In 2017, there were 881 TB cases, 60 MDR-TB patients and five TB-HIV co-infected cases, of which 52 percent were males among all TB cases.
MDR-TB is caused due to partial or irregular TB treatment, non-completion of the full course of TB treatment, no direct observed treatment, side effects of the medicines and social or economic barriers. It is also caused if the person is HIV infected, has diabetes, is under-nourished, those abusing substances and psychiatric conditions.
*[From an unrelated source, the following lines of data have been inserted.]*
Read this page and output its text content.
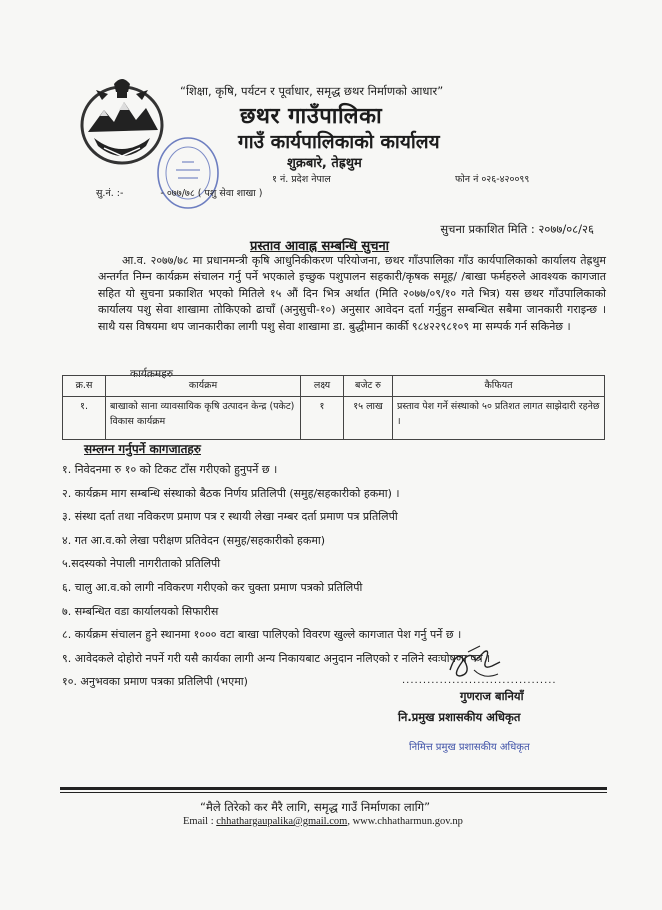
“शिक्षा, कृषि, पर्यटन र पूर्वाधार, समृद्ध छथर निर्माणको आधार”
छथर गाउँपालिका
गाउँ कार्यपालिकाको कार्यालय
शुक्रबारे, तेह्रथुम
१ नं. प्रदेश नेपाल	फोन नं ०२६-४२००९९
सु.नं. :-	- ०७७/७८ ( पशु सेवा शाखा )
सुचना प्रकाशित मिति : २०७७/०८/२६
प्रस्ताव आवाह्न सम्बन्धि सुचना
आ.व. २०७७/७८ मा प्रधानमन्त्री कृषि आधुनिकीकरण परियोजना, छथर गाँउपालिका गाँउ कार्यपालिकाको कार्यालय तेह्रथुम अन्तर्गत निम्न कार्यक्रम संचालन गर्नु पर्ने भएकाले इच्छुक पशुपालन सहकारी/कृषक समूह/ /बाखा फर्महरुले आवश्यक कागजात सहित यो सुचना प्रकाशित भएको मितिले १५ औं दिन भित्र अर्थात (मिति २०७७/०९/१० गते भित्र) यस छथर गाँउपालिकाको कार्यालय पशु सेवा शाखामा तोकिएको ढाचाँ (अनुसुची-१०) अनुसार आवेदन दर्ता गर्नुहुन सम्बन्धित सबैमा जानकारी गराइन्छ । साथै यस विषयमा थप जानकारीका लागी पशु सेवा शाखामा डा. बुद्धीमान कार्की ९८४२२९८१०९ मा सम्पर्क गर्न सकिनेछ ।
कार्यक्रमहरु
क्र.स	कार्यक्रम	लक्ष्य	बजेट रु	कैफियत
१.	बाखाको साना व्यावसायिक कृषि उत्पादन केन्द्र (पकेट) विकास कार्यक्रम	१	१५ लाख	प्रस्ताव पेश गर्ने संस्थाको ५० प्रतिशत लागत साझेदारी रहनेछ ।
सम्लग्न गर्नुपर्ने कागजातहरु
१. निवेदनमा रु १० को टिकट टाँस गरीएको हुनुपर्ने छ ।
२. कार्यक्रम माग सम्बन्धि संस्थाको बैठक निर्णय प्रतिलिपी (समुह/सहकारीको हकमा) ।
३. संस्था दर्ता तथा नविकरण प्रमाण पत्र र स्थायी लेखा नम्बर दर्ता प्रमाण पत्र प्रतिलिपी
४. गत आ.व.को लेखा परीक्षण प्रतिवेदन (समुह/सहकारीको हकमा)
५.सदस्यको नेपाली नागरीताको प्रतिलिपी
६. चालु आ.व.को लागी नविकरण गरीएको कर चुक्ता प्रमाण पत्रको प्रतिलिपी
७. सम्बन्धित वडा कार्यालयको सिफारीस
८. कार्यक्रम संचालन हुने स्थानमा १००० वटा बाखा पालिएको विवरण खुल्ले कागजात पेश गर्नु पर्ने छ ।
९. आवेदकले दोहोरो नपर्ने गरी यसै कार्यका लागी अन्य निकायबाट अनुदान नलिएको र नलिने स्वःघोषणा पत्र ।
१०. अनुभवका प्रमाण पत्रका प्रतिलिपी (भएमा)	.....................................
गुणराज बानियाँ
नि.प्रमुख प्रशासकीय अधिकृत
निमित्त प्रमुख प्रशासकीय अधिकृत
“मैले तिरेको कर मैरै लागि, समृद्ध गाउँ निर्माणका लागि”
Email : chhathargaupalika@gmail.com, www.chhatharmun.gov.np
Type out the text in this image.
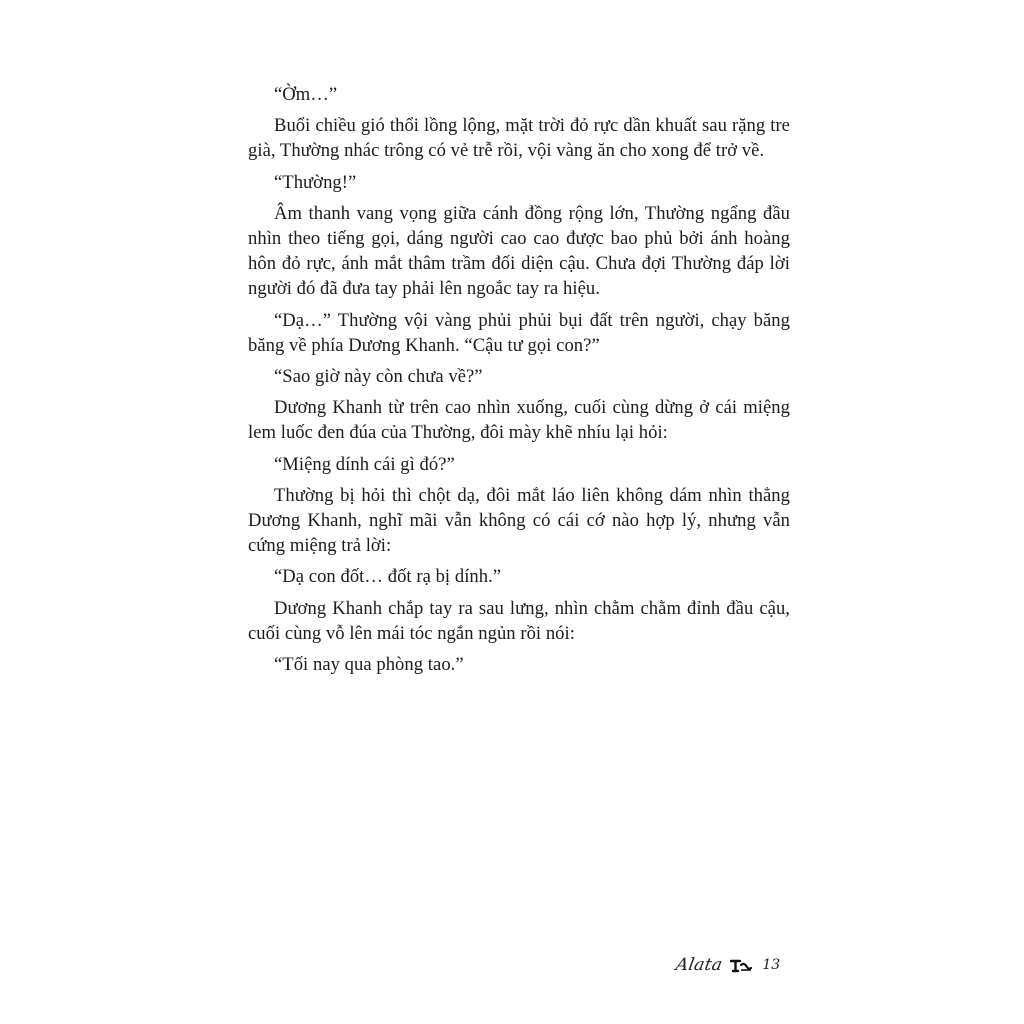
“Ờm…”

Buổi chiều gió thổi lồng lộng, mặt trời đỏ rực dần khuất sau rặng tre già, Thường nhác trông có vẻ trễ rồi, vội vàng ăn cho xong để trở về.

“Thường!”

Âm thanh vang vọng giữa cánh đồng rộng lớn, Thường ngẩng đầu nhìn theo tiếng gọi, dáng người cao cao được bao phủ bởi ánh hoàng hôn đỏ rực, ánh mắt thâm trầm đối diện cậu. Chưa đợi Thường đáp lời người đó đã đưa tay phải lên ngoắc tay ra hiệu.

“Dạ…” Thường vội vàng phủi phủi bụi đất trên người, chạy băng băng về phía Dương Khanh. “Cậu tư gọi con?”

“Sao giờ này còn chưa về?”

Dương Khanh từ trên cao nhìn xuống, cuối cùng dừng ở cái miệng lem luốc đen đúa của Thường, đôi mày khẽ nhíu lại hỏi:

“Miệng dính cái gì đó?”

Thường bị hỏi thì chột dạ, đôi mắt láo liên không dám nhìn thẳng Dương Khanh, nghĩ mãi vẫn không có cái cớ nào hợp lý, nhưng vẫn cứng miệng trả lời:

“Dạ con đốt… đốt rạ bị dính.”

Dương Khanh chắp tay ra sau lưng, nhìn chằm chằm đỉnh đầu cậu, cuối cùng vỗ lên mái tóc ngắn ngủn rồi nói:

“Tối nay qua phòng tao.”

Alata	13
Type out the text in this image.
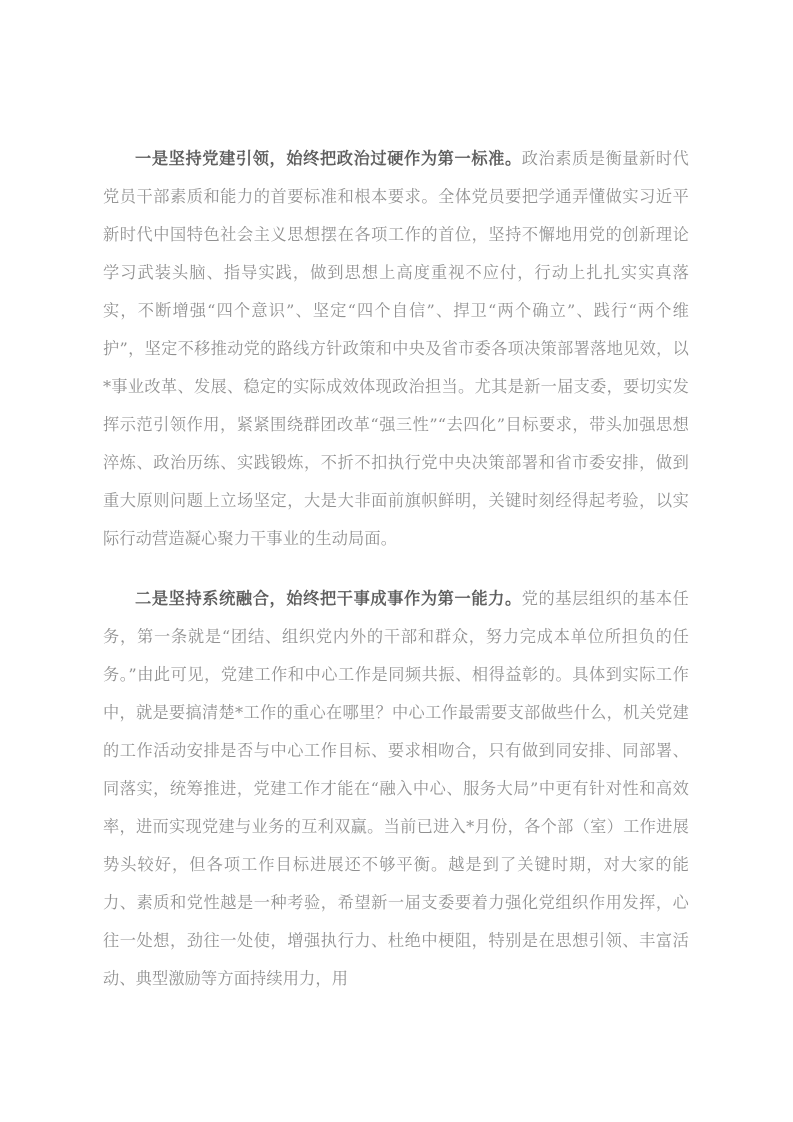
一是坚持党建引领，始终把政治过硬作为第一标准。政治素质是衡量新时代党员干部素质和能力的首要标准和根本要求。全体党员要把学通弄懂做实习近平新时代中国特色社会主义思想摆在各项工作的首位，坚持不懈地用党的创新理论学习武装头脑、指导实践，做到思想上高度重视不应付，行动上扎扎实实真落实，不断增强“四个意识”、坚定“四个自信”、捍卫“两个确立”、践行“两个维护”，坚定不移推动党的路线方针政策和中央及省市委各项决策部署落地见效，以*事业改革、发展、稳定的实际成效体现政治担当。尤其是新一届支委，要切实发挥示范引领作用，紧紧围绕群团改革“强三性”“去四化”目标要求，带头加强思想淬炼、政治历练、实践锻炼，不折不扣执行党中央决策部署和省市委安排，做到重大原则问题上立场坚定，大是大非面前旗帜鲜明，关键时刻经得起考验，以实际行动营造凝心聚力干事业的生动局面。

二是坚持系统融合，始终把干事成事作为第一能力。党的基层组织的基本任务，第一条就是“团结、组织党内外的干部和群众，努力完成本单位所担负的任务。”由此可见，党建工作和中心工作是同频共振、相得益彰的。具体到实际工作中，就是要搞清楚*工作的重心在哪里？中心工作最需要支部做些什么，机关党建的工作活动安排是否与中心工作目标、要求相吻合，只有做到同安排、同部署、同落实，统筹推进，党建工作才能在“融入中心、服务大局”中更有针对性和高效率，进而实现党建与业务的互利双赢。当前已进入*月份，各个部（室）工作进展势头较好，但各项工作目标进展还不够平衡。越是到了关键时期，对大家的能力、素质和党性越是一种考验，希望新一届支委要着力强化党组织作用发挥，心往一处想，劲往一处使，增强执行力、杜绝中梗阻，特别是在思想引领、丰富活动、典型激励等方面持续用力，用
The World TB Day is observed on March 24 every year with the aim to create awareness, inform and educate the general public on TB.
This year, the day will be observed at College of Science and Technology in Phuentsholing with the theme: “Wanted: Leaders for a TB-Free World.”
“Accordingly, our emphasis will focus on seeking greater collaboration with all stakeholders such as government, non-government, civil society organisations, developmental partners and community at large to fight TB with leaders across all levels,” the press release states.
TB remains one of the major public health problems globally, regionally and nationally. Last year, TB was reported to be one of the top nine causes of death worldwide and leading cause of death from a single infectious agent.
About 34 medical specialist and medical doctors from district hospitals in the country attended a training on the shorter regimen of MDR-TB treatment in Paro in October last year.
The training was conducted to sensitise and study on the 2016 WHO recommended guidelines of shorter regimen MDR-TB treatment.
An official with the National TB Control Programme said a guideline on the shorter regimen has been finalized and it will be launched during the observation of the World TB Day today.
“The programme is expected to introduce the shorter regimen next month,” the official said. With this shorter regimen, the duration of MDR-TB treatment will be shortened from 20 months to 9 – 11 months.
Meanwhile, member countries of WHO South-East Asia Region, on March 14 in New Delhi, committed to further intensify efforts to ensure rapid and concrete progress to end TB by 2030.